L'economista cubano Miguel Alejandro Hayes ha pubblicato questo venerdì nella rivista El Estornudo una colonna che sfida le narrative dominanti sul cambiamento politico a Cuba con una conclusione statistica scomoda: tre volte su quattro in cui un leader di partito unico perde il potere, non cade il regime, ma l'uomo.
Il'analisi, intitolata «Nessuno sa come far cadere una dittatura» e pubblicata all'interno della sua rubrica «Non è l'economia», si basa sullo studio di 716 uscite di autocrati registrate nel mondo tra il 1950 e il 2025 per mettere in discussione il dibattito politico cubano, sia in esilio che nell'opposizione, per operare come se esistesse una formula semplice per ottenere il cambiamento.

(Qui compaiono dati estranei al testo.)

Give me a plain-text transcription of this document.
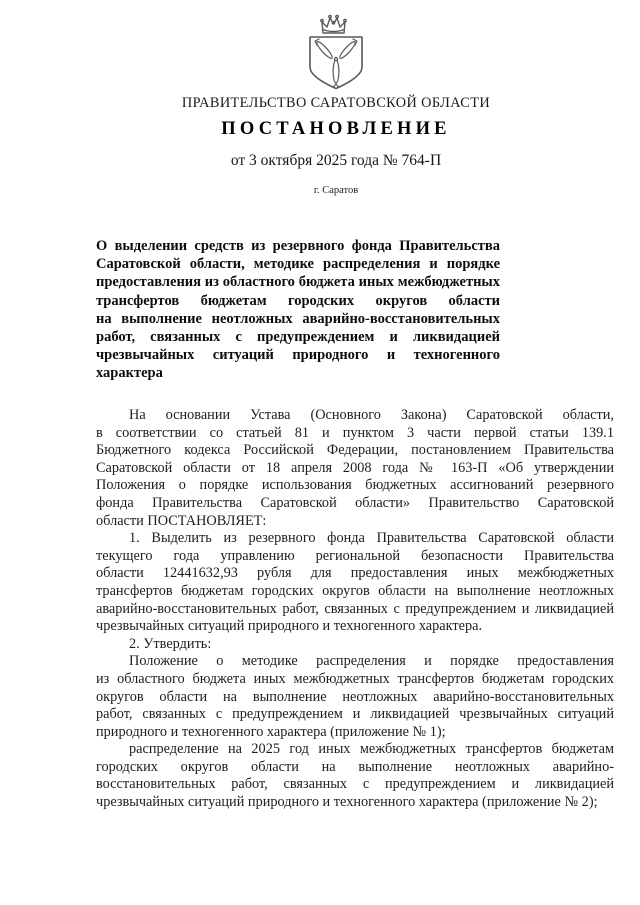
ПРАВИТЕЛЬСТВО САРАТОВСКОЙ ОБЛАСТИ
ПОСТАНОВЛЕНИЕ
от 3 октября 2025 года № 764-П
г. Саратов
О выделении средств из резервного фонда Правительства
Саратовской области, методике распределения и порядке
предоставления из областного бюджета иных межбюджетных
трансфертов бюджетам городских округов области
на выполнение неотложных аварийно-восстановительных
работ, связанных с предупреждением и ликвидацией
чрезвычайных ситуаций природного и техногенного
характера
На основании Устава (Основного Закона) Саратовской области,
в соответствии со статьей 81 и пунктом 3 части первой статьи 139.1
Бюджетного кодекса Российской Федерации, постановлением Правительства
Саратовской области от 18 апреля 2008 года № 163-П «Об утверждении
Положения о порядке использования бюджетных ассигнований резервного
фонда Правительства Саратовской области» Правительство Саратовской
области ПОСТАНОВЛЯЕТ:
1. Выделить из резервного фонда Правительства Саратовской области
текущего года управлению региональной безопасности Правительства
области 12441632,93 рубля для предоставления иных межбюджетных
трансфертов бюджетам городских округов области на выполнение неотложных
аварийно-восстановительных работ, связанных с предупреждением и ликвидацией
чрезвычайных ситуаций природного и техногенного характера.
2. Утвердить:
Положение о методике распределения и порядке предоставления
из областного бюджета иных межбюджетных трансфертов бюджетам городских
округов области на выполнение неотложных аварийно-восстановительных
работ, связанных с предупреждением и ликвидацией чрезвычайных ситуаций
природного и техногенного характера (приложение № 1);
распределение на 2025 год иных межбюджетных трансфертов бюджетам
городских округов области на выполнение неотложных аварийно-
восстановительных работ, связанных с предупреждением и ликвидацией
чрезвычайных ситуаций природного и техногенного характера (приложение № 2);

«Nessuno sa come rovesciare una dittatura. Soprattutto, perché non esiste una forma chiara e universale per farlo», scrisse Hayes, il quale sottolineò che il dibattito cubano è bloccato da decenni in quello che lui definisce «paralisi del futuro»: «Da 50 anni stiamo raggiungendo questo punto B, che è rimasto intrappolato nella I-95 della liberazione. Tante parole, poche azioni».
I dati presentati sono contundenti. Il 60% delle uscite di autocrati tra il 1950 e il 2025 è avvenuto per regole interne del regime stesso, ovvero transizioni concordate dall'interno.

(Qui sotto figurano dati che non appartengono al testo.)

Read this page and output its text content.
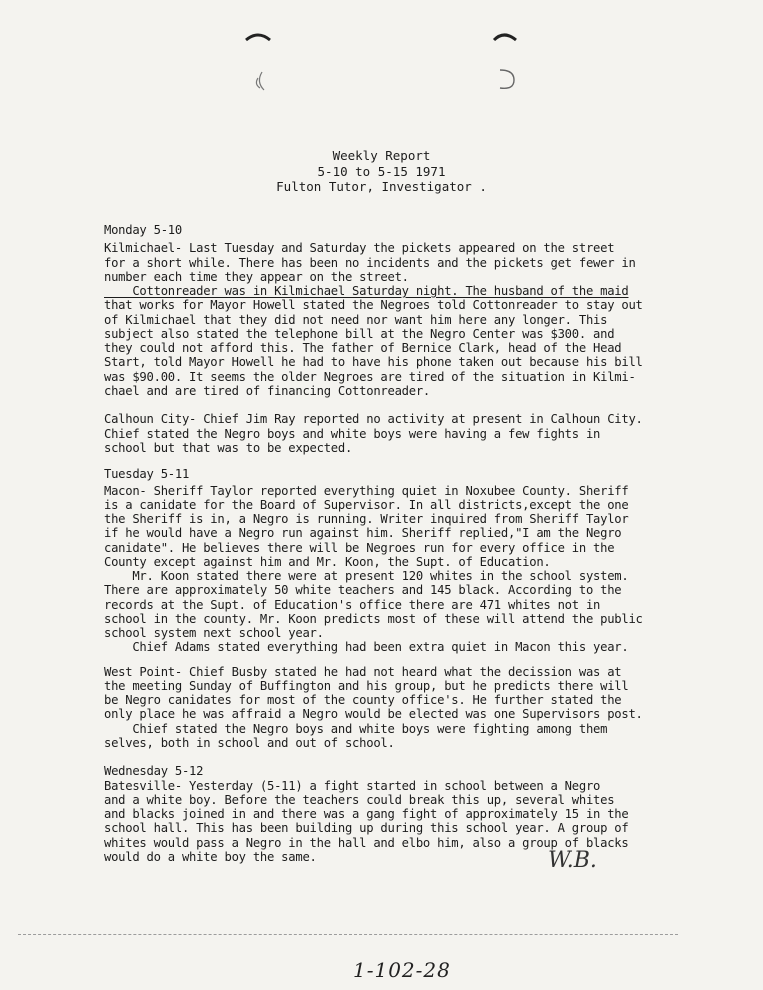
Weekly Report
5-10 to 5-15 1971
Fulton Tutor, Investigator .
Monday 5-10
Kilmichael- Last Tuesday and Saturday the pickets appeared on the street
for a short while. There has been no incidents and the pickets get fewer in
number each time they appear on the street.
Cottonreader was in Kilmichael Saturday night. The husband of the maid
that works for Mayor Howell stated the Negroes told Cottonreader to stay out
of Kilmichael that they did not need nor want him here any longer. This
subject also stated the telephone bill at the Negro Center was $300. and
they could not afford this. The father of Bernice Clark, head of the Head
Start, told Mayor Howell he had to have his phone taken out because his bill
was $90.00. It seems the older Negroes are tired of the situation in Kilmi-
chael and are tired of financing Cottonreader.
Calhoun City- Chief Jim Ray reported no activity at present in Calhoun City.
Chief stated the Negro boys and white boys were having a few fights in
school but that was to be expected.
Tuesday 5-11
Macon- Sheriff Taylor reported everything quiet in Noxubee County. Sheriff
is a canidate for the Board of Supervisor. In all districts,except the one
the Sheriff is in, a Negro is running. Writer inquired from Sheriff Taylor
if he would have a Negro run against him. Sheriff replied,"I am the Negro
canidate". He believes there will be Negroes run for every office in the
County except against him and Mr. Koon, the Supt. of Education.
Mr. Koon stated there were at present 120 whites in the school system.
There are approximately 50 white teachers and 145 black. According to the
records at the Supt. of Education's office there are 471 whites not in
school in the county. Mr. Koon predicts most of these will attend the public
school system next school year.
Chief Adams stated everything had been extra quiet in Macon this year.
West Point- Chief Busby stated he had not heard what the decission was at
the meeting Sunday of Buffington and his group, but he predicts there will
be Negro canidates for most of the county office's. He further stated the
only place he was affraid a Negro would be elected was one Supervisors post.
Chief stated the Negro boys and white boys were fighting among them
selves, both in school and out of school.
Wednesday 5-12
Batesville- Yesterday (5-11) a fight started in school between a Negro
and a white boy. Before the teachers could break this up, several whites
and blacks joined in and there was a gang fight of approximately 15 in the
school hall. This has been building up during this school year. A group of
whites would pass a Negro in the hall and elbo him, also a group of blacks
would do a white boy the same.	W.B.
1-102-28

Il 18% si verificò a causa della morte naturale del leader. Quasi il 13% fu dovuto a colpi di stato o insurrezioni militari. E solo il 2.4% risultò da una rivolta popolare.
Con questa base, Hayes smonta tre narrazioni che, secondo lui, dominano il dibattito cubano senza un reale supporto strategico.
La prima è la fantasia di un intervento militare statunitense. Secondo l'analisi, l'invasione straniera spiega solo il 2.5% delle cadute di autocrati in 75 anni, «e nessuna dal 2016».
La seconda è la strategia di pressione attraverso sanzioni e riconcentrazione economica, che Hayes descrive senza giri di parole: «Non è strategia, ma identità e cultura. Manifestazioni del popolo combattente di Miami per chiedere la chiusura di agenzie di invio verso Cuba».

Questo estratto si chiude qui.